Please let me ask you a question: Is there a reason you haven't sought the counsel of an older, wiser therapist? Senior therapists know the yearnings of younger people, and often can comfort us with the wisdom of older people, who have lived it and mellowed with it and know how to put these feelings into words.

Please don't get me wrong. I loved reading your post for 1 reason. You are honest. In spite of pain, if someone is honest, I love reading them. Your English is quite good, BTW. I can feel your angst, though and I just want to point you in the right direction.
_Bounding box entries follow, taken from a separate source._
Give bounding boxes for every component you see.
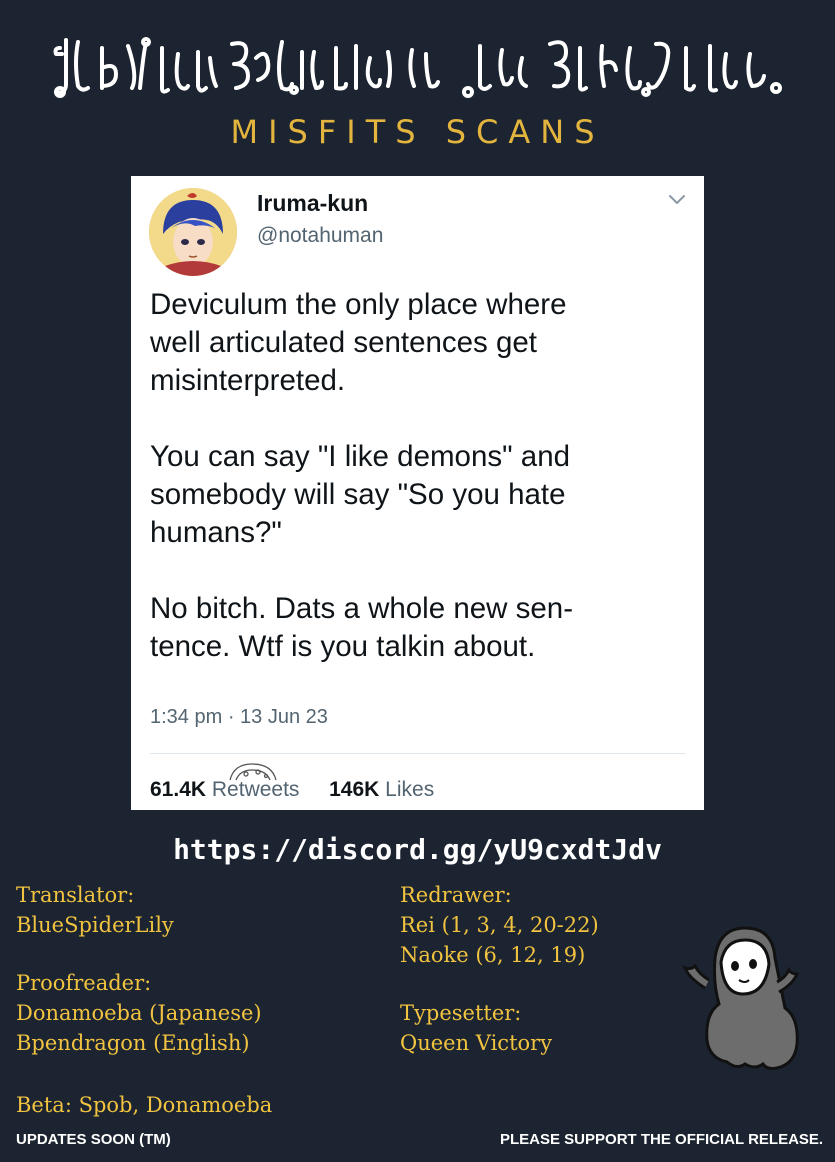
proofreader-label: Proofreader: — [16, 971, 152, 995]
redrawer-label: Redrawer: — [400, 883, 512, 907]
typesetter-name: Queen Victory — [400, 1031, 553, 1055]
discord-link[interactable]: https://discord.gg/yU9cxdtJdv — [0, 833, 835, 866]
hooded-ghost-mascot-icon — [682, 926, 800, 1070]
anime-avatar-icon — [149, 188, 237, 276]
typesetter-label: Typesetter: — [400, 1001, 522, 1025]
credits-left-column: Translator: BlueSpiderLily Proofreader: … — [16, 880, 262, 1086]
translator-label: Translator: — [16, 883, 135, 907]
tweet-time: 1:34 pm — [150, 706, 223, 728]
avatar[interactable] — [149, 188, 237, 276]
beta-credit: Beta: Spob, Donamoeba — [16, 1093, 273, 1117]
translator-credit: Translator: BlueSpiderLily — [16, 880, 262, 940]
retweets-stat[interactable]: 61.4K Retweets — [150, 763, 305, 801]
tweet-card: Iruma-kun @notahuman Deviculum the only … — [131, 176, 704, 810]
translator-name: BlueSpiderLily — [16, 913, 174, 937]
likes-label: Likes — [385, 778, 435, 801]
typesetter-credit: Typesetter: Queen Victory — [400, 998, 599, 1058]
chevron-down-icon[interactable] — [666, 190, 688, 210]
tweet-paragraph: You can say "I like demons" and somebody… — [150, 440, 571, 549]
tweet-paragraph: No bitch. Dats a whole new sen- tence. W… — [150, 592, 574, 663]
likes-stat[interactable]: 146K Likes — [329, 778, 434, 801]
brand-logo-icon — [53, 37, 782, 98]
footer-support: PLEASE SUPPORT THE OFFICIAL RELEASE. — [500, 1131, 824, 1148]
retweets-count: 61.4K — [150, 778, 207, 801]
meta-separator: · — [222, 706, 241, 728]
divider — [150, 753, 686, 754]
likes-count: 146K — [329, 778, 380, 801]
tweet-stats: 61.4K Retweets 146K Likes — [150, 763, 434, 802]
redrawer-name: Rei (1, 3, 4, 20-22) — [400, 913, 599, 937]
tweet-date: 13 Jun 23 — [240, 706, 328, 728]
proofreader-name: Donamoeba (Japanese) — [16, 1001, 262, 1025]
handle[interactable]: @notahuman — [257, 224, 383, 248]
redrawer-name: Naoke (6, 12, 19) — [400, 943, 586, 967]
credits-right-column: Redrawer: Rei (1, 3, 4, 20-22) Naoke (6,… — [400, 880, 599, 1086]
tweet-timestamp[interactable]: 1:34 pm · 13 Jun 23 — [150, 706, 328, 729]
tweet-paragraph: Deviculum the only place where well arti… — [150, 288, 567, 397]
redrawer-credit: Redrawer: Rei (1, 3, 4, 20-22) Naoke (6,… — [400, 880, 599, 970]
display-name[interactable]: Iruma-kun — [257, 190, 368, 217]
doodle-icon — [229, 763, 277, 781]
brand-name: MISFITS SCANS — [230, 113, 605, 151]
footer-updates: UPDATES SOON (TM) — [16, 1131, 171, 1148]
tweet-body: Deviculum the only place where well arti… — [150, 286, 680, 704]
proofreader-name: Bpendragon (English) — [16, 1031, 250, 1055]
proofreader-credit: Proofreader: Donamoeba (Japanese) Bpendr… — [16, 968, 262, 1058]
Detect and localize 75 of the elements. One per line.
Keep coming back here. Talk to us. Answer other people and let yourself be immmersed here. There are good people in these forums, topaz. many of us are middle aged and have lived enough to know of the loneliness you speak. I certainly have. It is hollow, echoing.

But in addition, why not seek a local professional and guide you and help you understand yourself better? You might owe it to your children. I have 2 teenage boys and I will tell you, when I am off, when I am not fully present with them, they know it. I have given them permission to talk to me about it, to tease me when I'm unfocussed and they can feel it. They are handsome young men. They will nudge me, slap me on the back, slap a towel at me. We have our ways, then they will ask if I am ok. They know. I am sire that your children probably know when you are down, when you aren't quite fully present. They deserve a parent who is there. Your husband sounds like he is gone. If you aren't going to get yourself together, your kids will grow up and settle for mates who aren't there, just like you did. You owe it to them to do better than that.

Psychotherapy is well worth the money, I guarrantee it, but only if you find an older, wiser person that yourself. A full year with a great therapist will probably cost you $5000. If that seems like too much money, I tell you it is a bargain. I've spent twice, three times that amount per year on travel, cars, houses, gifts  - and they all left me feeling empty.

Your innards need changing, topaz. God knows, your innards needs changing.

Join us here, topaz. We all come here because we know our innards need changing and we are finding the way together. Give us a few other questions to focus our answers to you. What else can you ask us? What else can you tell us?